Today Paul’s concern for the Galatians comes through even stronger than in 4.8-11.
He desperately wants them to become as I am (v.12). By this he means free from the shackles of law and the burden of working to justify yourself. Things started so well for the Galatians: they received Paul despite his poor physical condition (v.13), even as an angel of God, as Christ Jesus (v.14). In fact, things were going so well that Paul is sure that had the need arisen, the Galatians would have gouged out their eyes and given them to him (v.15). Some take this to mean that Paul had eye problems (2 Corinthians 12.7), others as a figure of speech to show intense dedication and emotional attachment.
In contrast to the parental love that Paul felt for the Galatians (v.19), the Judaizing law-bringers sought to manipulate the believers back into bondage (v.17). How Paul wished he could be there to lovingly correct this new band of believers and protect them from the potential pitfalls (v.20).

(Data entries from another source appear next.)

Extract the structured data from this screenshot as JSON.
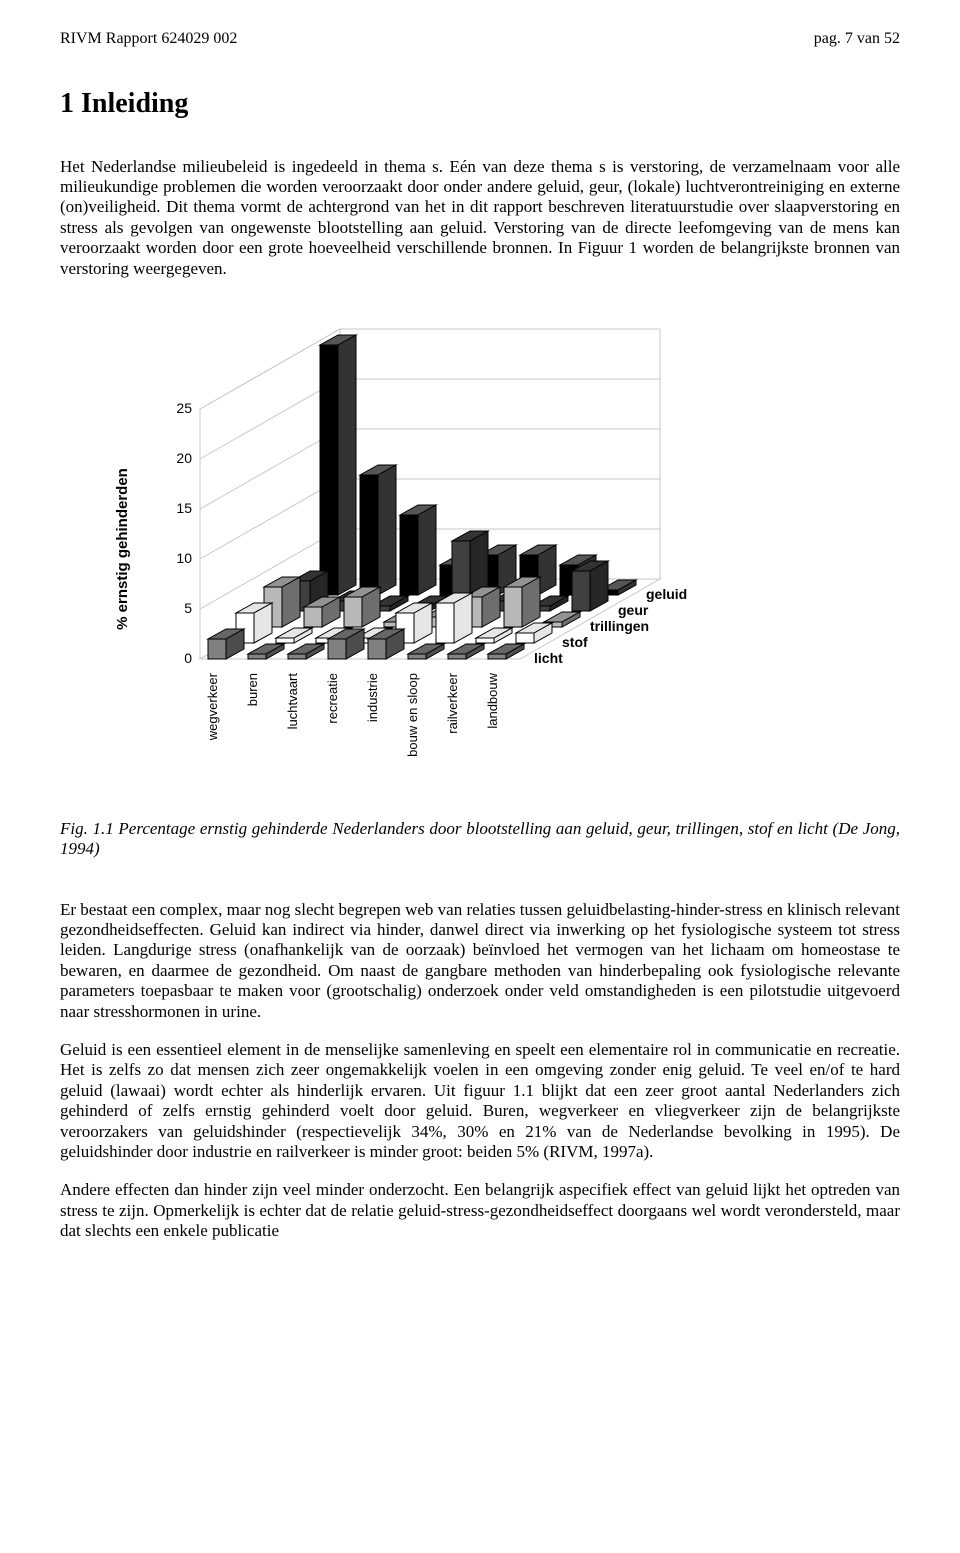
{
  "header": {
    "left": "RIVM Rapport 624029 002",
    "right": "pag. 7 van 52"
  },
  "heading": "1  Inleiding",
  "para1": "Het Nederlandse milieubeleid is ingedeeld in thema s. Eén van deze thema s is verstoring, de verzamelnaam voor alle milieukundige problemen die worden veroorzaakt door onder andere geluid, geur, (lokale) luchtverontreiniging en externe (on)veiligheid. Dit thema vormt de achtergrond van het in dit rapport beschreven literatuurstudie over slaapverstoring en stress als gevolgen van ongewenste blootstelling aan geluid. Verstoring van de directe leefomgeving van de mens kan veroorzaakt worden door een grote hoeveelheid verschillende bronnen. In Figuur 1 worden de belangrijkste bronnen van verstoring weergegeven.",
  "chart": {
    "type": "3d-bar",
    "y_axis_label": "% ernstig gehinderden",
    "ylim": [
      0,
      25
    ],
    "yticks": [
      0,
      5,
      10,
      15,
      20,
      25
    ],
    "x_categories": [
      "wegverkeer",
      "buren",
      "luchtvaart",
      "recreatie",
      "industrie",
      "bouw en sloop",
      "railverkeer",
      "landbouw"
    ],
    "z_series": [
      "licht",
      "stof",
      "trillingen",
      "geur",
      "geluid"
    ],
    "series_colors": {
      "licht": "#808080",
      "stof": "#ffffff",
      "trillingen": "#b8b8b8",
      "geur": "#404040",
      "geluid": "#000000"
    },
    "axis_color": "#000000",
    "grid_color": "#c8c8c8",
    "background_color": "#ffffff",
    "bar_stroke": "#000000",
    "data_comment": "values estimated from scanned figure; rows are z_series, columns are x_categories",
    "data": {
      "geluid": [
        25,
        12,
        8,
        3,
        4,
        4,
        3,
        0.5
      ],
      "geur": [
        3,
        1,
        0.5,
        0.5,
        7,
        1,
        0.5,
        4
      ],
      "trillingen": [
        4,
        2,
        3,
        0.5,
        1,
        3,
        4,
        0.5
      ],
      "stof": [
        3,
        0.5,
        0.5,
        0.5,
        3,
        4,
        0.5,
        1
      ],
      "licht": [
        2,
        0.5,
        0.5,
        2,
        2,
        0.5,
        0.5,
        0.5
      ]
    },
    "label_fontsize_pt": 12,
    "axis_fontsize_pt": 12,
    "stroke_width": 1
  },
  "figcaption": "Fig. 1.1 Percentage ernstig gehinderde Nederlanders door blootstelling aan geluid, geur, trillingen, stof en licht (De Jong, 1994)",
  "para2": "Er bestaat een complex, maar nog  slecht begrepen web van relaties tussen geluidbelasting-hinder-stress en klinisch relevant gezondheidseffecten. Geluid kan indirect via hinder, danwel direct via inwerking op het fysiologische systeem tot stress leiden. Langdurige stress (onafhankelijk van de oorzaak) beïnvloed het vermogen van het lichaam om homeostase te bewaren, en daarmee de gezondheid. Om naast de gangbare methoden van hinderbepaling ook fysiologische relevante parameters toepasbaar te maken voor (grootschalig) onderzoek onder veld omstandigheden is een pilotstudie uitgevoerd naar stresshormonen in urine.",
  "para3": "Geluid is een essentieel element in de menselijke samenleving en speelt een elementaire rol in communicatie en recreatie. Het is zelfs zo dat mensen zich zeer ongemakkelijk voelen in een omgeving zonder enig geluid. Te veel en/of te hard geluid (lawaai) wordt echter als hinderlijk ervaren. Uit  figuur 1.1 blijkt dat een zeer groot aantal Nederlanders zich gehinderd of zelfs ernstig gehinderd voelt door geluid. Buren, wegverkeer en vliegverkeer zijn de belangrijkste veroorzakers van geluidshinder (respectievelijk 34%, 30% en 21% van de Nederlandse bevolking in 1995). De geluidshinder door industrie en railverkeer is minder groot: beiden 5% (RIVM, 1997a).",
  "para4": "Andere effecten dan hinder zijn veel minder onderzocht. Een belangrijk aspecifiek effect van geluid lijkt het optreden van stress te zijn. Opmerkelijk is echter dat de relatie geluid-stress-gezondheidseffect doorgaans wel wordt verondersteld, maar dat slechts een enkele publicatie"
}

The contrast between Paul’s pastoral heart for the Galatians and the manipulative flattery of the legalists is stark and one we would do well to note. Just pause and think of where and how you regularly hear the Word of God taught.
- Is it edifying or adding a burden?
- Is there a connection between you and the teacher, or are they simply ‘doing a job’?
- Is the teaching given to draw you closer to Christ or in order to explain rules and regulations you need to keep?
- Is the teaching building you up emptily or showing you who you are in Christ?
- Is there a consistency to the teaching or does it change week to week?
Paul knows the motivations and the methods of these Judaizing law-givers, and neither were in the best interests of the Galatians. If you find yourself part of a body of believers where you know someone cares for you with a pastoral heart like this, take a moment today and thank the Lord, because sadly many are not.